For her, the assignment is naturally due tomorrow. When was it assigned? Probably not today. But as a procrastinator myself, am I the one to blame her? For me, I have some leeway, but I still need to churn out a certain number of blog posts per week or month. This is nothing new. In 1997 I took on a monthly column for Library Journal, and kept it for a decade. Just try writing a monthly column for ten years -- it isn't always pretty, or easy. I would often finish it right at deadline, or even shortly thereafter. And the topics didn't always come easily. But I did it. Sometimes while balancing my laptop on my knees, while sitting on the toilet and making sure my 4-year-old twins didn't drown in the bathtub.

What is it like, writing not when you feel like it, but when you must? Most successful writers will probably tell you that this is simply the way it is. I've heard of very few writers, if any, who would write only when they felt like it. Mostly they force themselves to sit down and do it. Some have word counts that they must hit each day, no doubt knowing that some substantial portion of those words they themselves may cut or revise in the pursuit of brevity and wit.

In the end, writing is a craft, not an art or a science.
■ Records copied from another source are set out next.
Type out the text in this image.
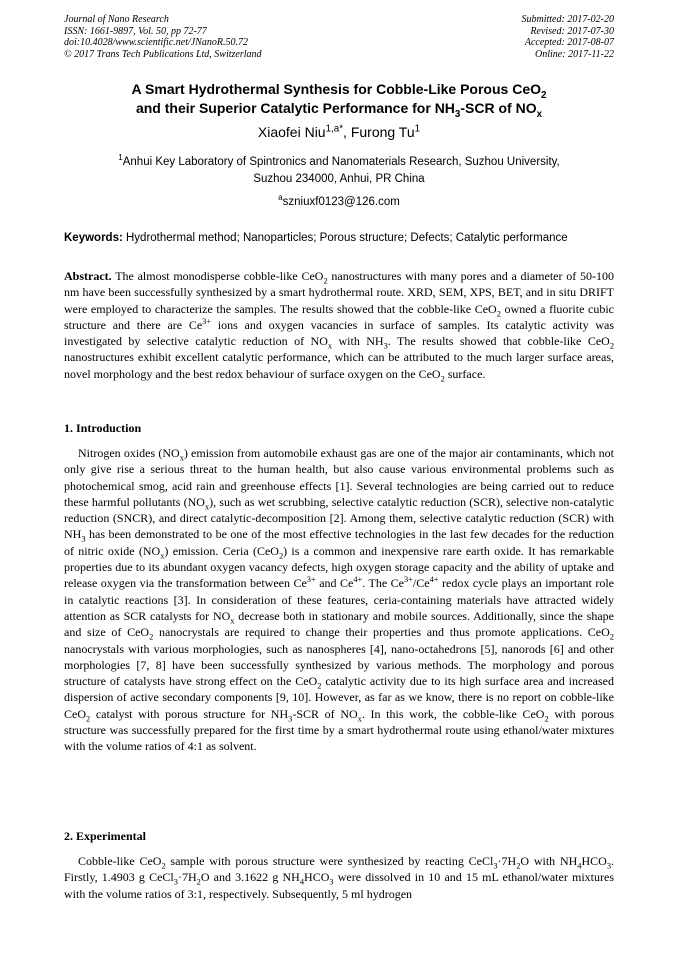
Journal of Nano Research
ISSN: 1661-9897, Vol. 50, pp 72-77
doi:10.4028/www.scientific.net/JNanoR.50.72
© 2017 Trans Tech Publications Ltd, Switzerland
Submitted: 2017-02-20
Revised: 2017-07-30
Accepted: 2017-08-07
Online: 2017-11-22
A Smart Hydrothermal Synthesis for Cobble-Like Porous CeO$_2$
and their Superior Catalytic Performance for $NH_3$-SCR of $NO_x$
Xiaofei Niu$^{1,a*}$, Furong Tu$^1$
$^1$Anhui Key Laboratory of Spintronics and Nanomaterials Research, Suzhou University,
Suzhou 234000, Anhui, PR China
$^a$szniuxf0123@126.com
Keywords: Hydrothermal method; Nanoparticles; Porous structure; Defects; Catalytic performance
Abstract. The almost monodisperse cobble-like CeO$_2$ nanostructures with many pores and a diameter of 50-100 nm have been successfully synthesized by a smart hydrothermal route. XRD, SEM, XPS, BET, and in situ DRIFT were employed to characterize the samples. The results showed that the cobble-like CeO$_2$ owned a fluorite cubic structure and there are $Ce^{3+}$ ions and oxygen vacancies in surface of samples. Its catalytic activity was investigated by selective catalytic reduction of $NO_x$ with $NH_3$. The results showed that cobble-like CeO$_2$ nanostructures exhibit excellent catalytic performance, which can be attributed to the much larger surface areas, novel morphology and the best redox behaviour of surface oxygen on the CeO$_2$ surface.
1. Introduction
Nitrogen oxides $(NO_x)$ emission from automobile exhaust gas are one of the major air contaminants, which not only give rise a serious threat to the human health, but also cause various environmental problems such as photochemical smog, acid rain and greenhouse effects [1]. Several technologies are being carried out to reduce these harmful pollutants $(NO_x)$, such as wet scrubbing, selective catalytic reduction (SCR), selective non-catalytic reduction (SNCR), and direct catalytic-decomposition [2]. Among them, selective catalytic reduction (SCR) with $NH_3$ has been demonstrated to be one of the most effective technologies in the last few decades for the reduction of nitric oxide $(NO_x)$ emission. Ceria (CeO$_2$) is a common and inexpensive rare earth oxide. It has remarkable properties due to its abundant oxygen vacancy defects, high oxygen storage capacity and the ability of uptake and release oxygen via the transformation between $Ce^{3+}$ and $Ce^{4+}$. The $Ce^{3+}/Ce^{4+}$ redox cycle plays an important role in catalytic reactions [3]. In consideration of these features, ceria-containing materials have attracted widely attention as SCR catalysts for $NO_x$ decrease both in stationary and mobile sources. Additionally, since the shape and size of CeO$_2$ nanocrystals are required to change their properties and thus promote applications. CeO$_2$ nanocrystals with various morphologies, such as nanospheres [4], nano-octahedrons [5], nanorods [6] and other morphologies [7, 8] have been successfully synthesized by various methods. The morphology and porous structure of catalysts have strong effect on the CeO$_2$ catalytic activity due to its high surface area and increased dispersion of active secondary components [9, 10]. However, as far as we know, there is no report on cobble-like CeO$_2$ catalyst with porous structure for $NH_3$-SCR of $NO_x$. In this work, the cobble-like CeO$_2$ with porous structure was successfully prepared for the first time by a smart hydrothermal route using ethanol/water mixtures with the volume ratios of 4:1 as solvent.
2. Experimental
Cobble-like CeO$_2$ sample with porous structure were synthesized by reacting $CeCl_3\cdot 7H_2O$ with $NH_4HCO_3$. Firstly, 1.4903 g $CeCl_3\cdot 7H_2O$ and 3.1622 g $NH_4HCO_3$ were dissolved in 10 and 15 mL ethanol/water mixtures with the volume ratios of 3:1, respectively. Subsequently, 5 ml hydrogen
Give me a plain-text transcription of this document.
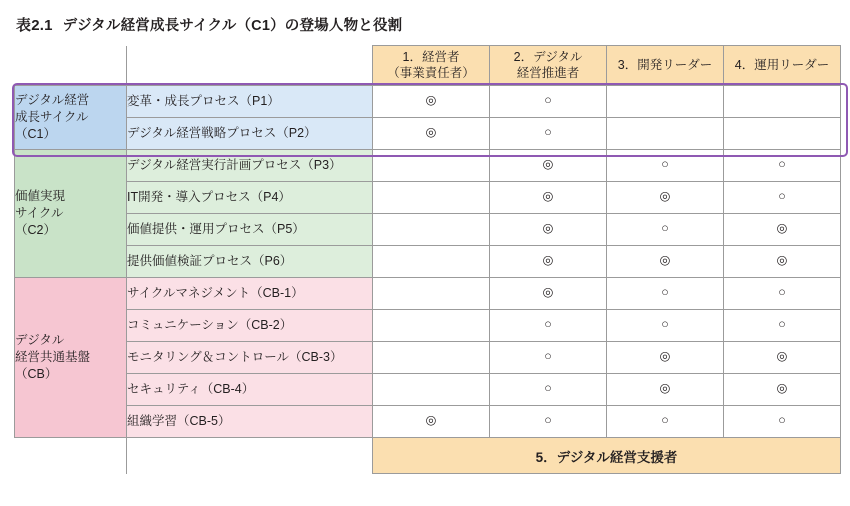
表2.1 デジタル経営成長サイクル（C1）の登場人物と役割

1．経営者
（事業責任者）

2．デジタル
経営推進者

3．開発リーダー	4．運用リーダー

デジタル経営
成長サイクル
（C1）	変革・成長プロセス（P1）	◎	○		
	デジタル経営戦略プロセス（P2）	◎	○		

価値実現
サイクル
（C2）	デジタル経営実行計画プロセス（P3）		◎	○	○
	IT開発・導入プロセス（P4）		◎	◎	○
	価値提供・運用プロセス（P5）		◎	○	◎
	提供価値検証プロセス（P6）		◎	◎	◎

デジタル
経営共通基盤
（CB）	サイクルマネジメント（CB-1）		◎	○	○
	コミュニケーション（CB-2）		○	○	○
	モニタリング＆コントロール（CB-3）		○	◎	◎
	セキュリティ（CB-4）		○	◎	◎
	組織学習（CB-5）	◎	○	○	○
		5．デジタル経営支援者			
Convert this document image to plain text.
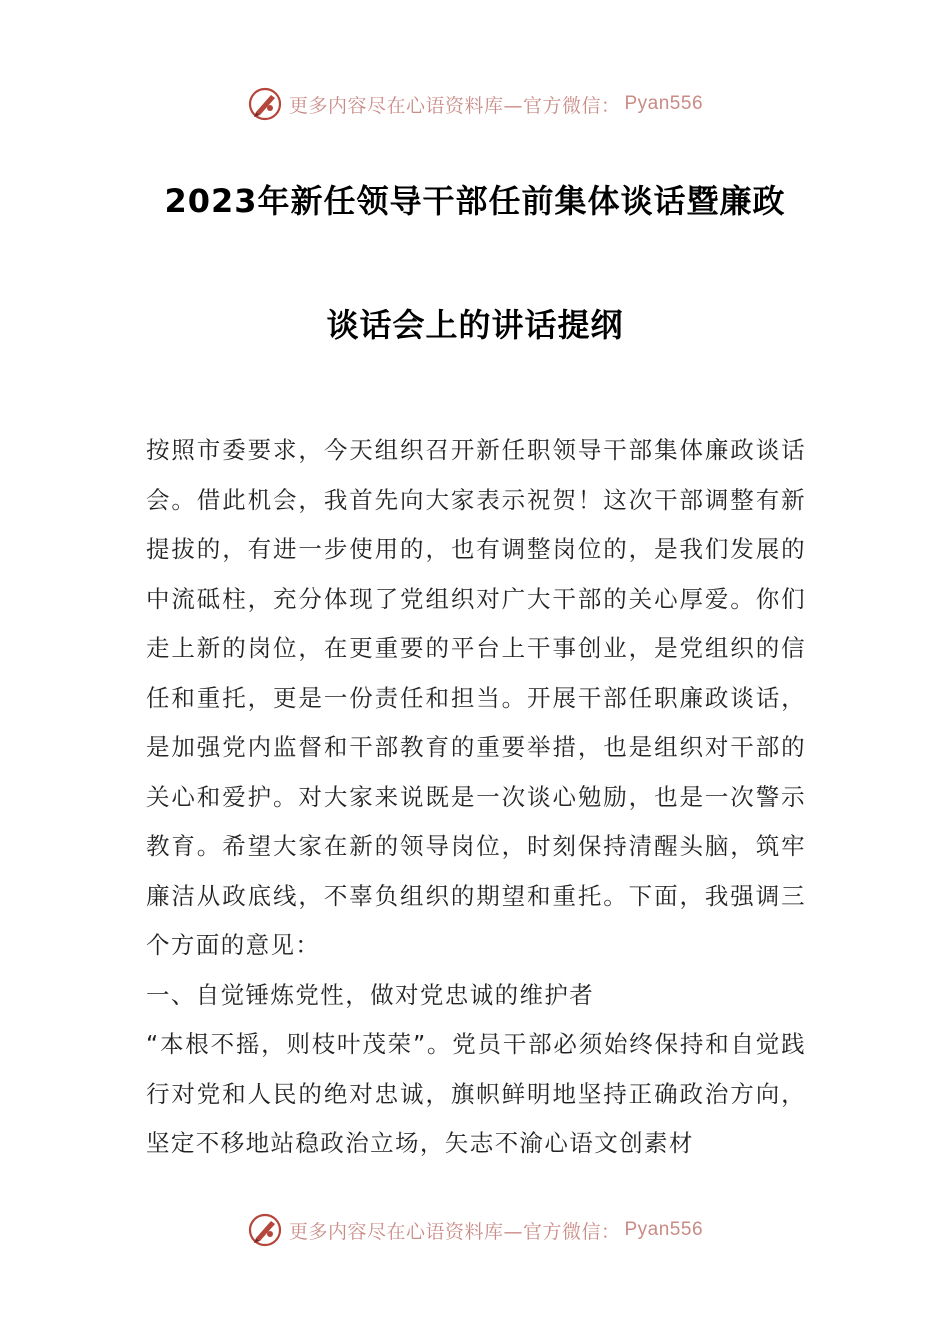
更多内容尽在心语资料库—官方微信： Pyan556
2023年新任领导干部任前集体谈话暨廉政
谈话会上的讲话提纲

按照市委要求，今天组织召开新任职领导干部集体廉政谈话会。借此机会，我首先向大家表示祝贺！这次干部调整有新提拔的，有进一步使用的，也有调整岗位的，是我们发展的中流砥柱，充分体现了党组织对广大干部的关心厚爱。你们走上新的岗位，在更重要的平台上干事创业，是党组织的信任和重托，更是一份责任和担当。开展干部任职廉政谈话，是加强党内监督和干部教育的重要举措，也是组织对干部的关心和爱护。对大家来说既是一次谈心勉励，也是一次警示教育。希望大家在新的领导岗位，时刻保持清醒头脑，筑牢廉洁从政底线，不辜负组织的期望和重托。下面，我强调三个方面的意见：

一、自觉锤炼党性，做对党忠诚的维护者

“本根不摇，则枝叶茂荣”。党员干部必须始终保持和自觉践行对党和人民的绝对忠诚，旗帜鲜明地坚持正确政治方向，坚定不移地站稳政治立场，矢志不渝心语文创素材

更多内容尽在心语资料库—官方微信： Pyan556
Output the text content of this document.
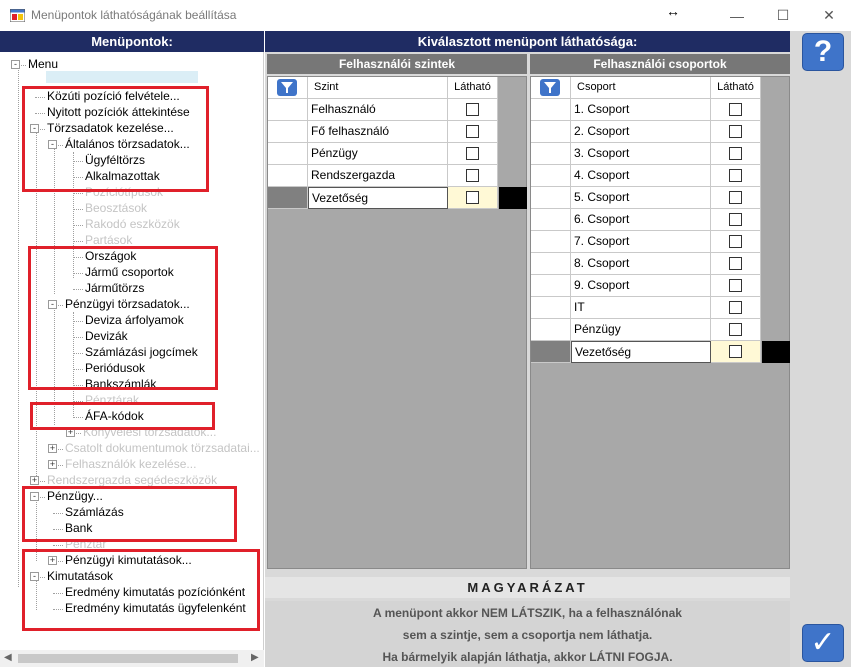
Menüpontok láthatóságának beállítása	↔	—	☐	✕
Menüpontok:
- Menu
Közúti pozíció felvétele...
Nyitott pozíciók áttekintése
- Törzsadatok kezelése...
- Általános törzsadatok...
Ügyféltörzs
Alkalmazottak
Pozíciótípusok
Beosztások
Rakodó eszközök
Partások
Országok
Jármű csoportok
Járműtörzs
- Pénzügyi törzsadatok...
Deviza árfolyamok
Devizák
Számlázási jogcímek
Periódusok
Bankszámlák
Pénztárak
ÁFA-kódok
+ Könyvelési törzsadatok...
+ Csatolt dokumentumok törzsadatai...
+ Felhasználók kezelése...
+ Rendszergazda segédeszközök
- Pénzügy...
Számlázás
Bank
Pénztár
+ Pénzügyi kimutatások...
- Kimutatások
Eredmény kimutatás pozíciónként
Eredmény kimutatás ügyfelenként
◀	▶
Kiválasztott menüpont láthatósága:
Felhasználói szintek	Felhasználói csoportok
Szint	Látható
Felhasználó
Fő felhasználó
Pénzügy
Rendszergazda
Vezetőség
Csoport	Látható
1. Csoport
2. Csoport
3. Csoport
4. Csoport
5. Csoport
6. Csoport
7. Csoport
8. Csoport
9. Csoport
IT
Pénzügy
Vezetőség
MAGYARÁZAT
A menüpont akkor NEM LÁTSZIK, ha a felhasználónak
sem a szintje, sem a csoportja nem láthatja.
Ha bármelyik alapján láthatja, akkor LÁTNI FOGJA.
?
✓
It can neither be reduced to essential bits and reconstructed into another edifice by an algorithm, nor is it completely a talent such as painting. Rather, it is between an art and science -- it requires some bit of adherence to laws and yet is enriched by occasionally flaunting those same laws. Meanwhile, it requires the same dogged patience and attention to doing something well that only true craftspeople attain.

So yes, I write on demand. I write in most cases only because I must. But in this one way I'm no different than Jack London, or Charles Dickens, or Eugene O'Neill, or Olivia Tennant. All of whom write to pay the bills, or satisfy a teacher, or feed their demon. But who can say we are not the richer for their craft or the necessity that made them practice it? So yes, I write on demand. As do so many of us, and should.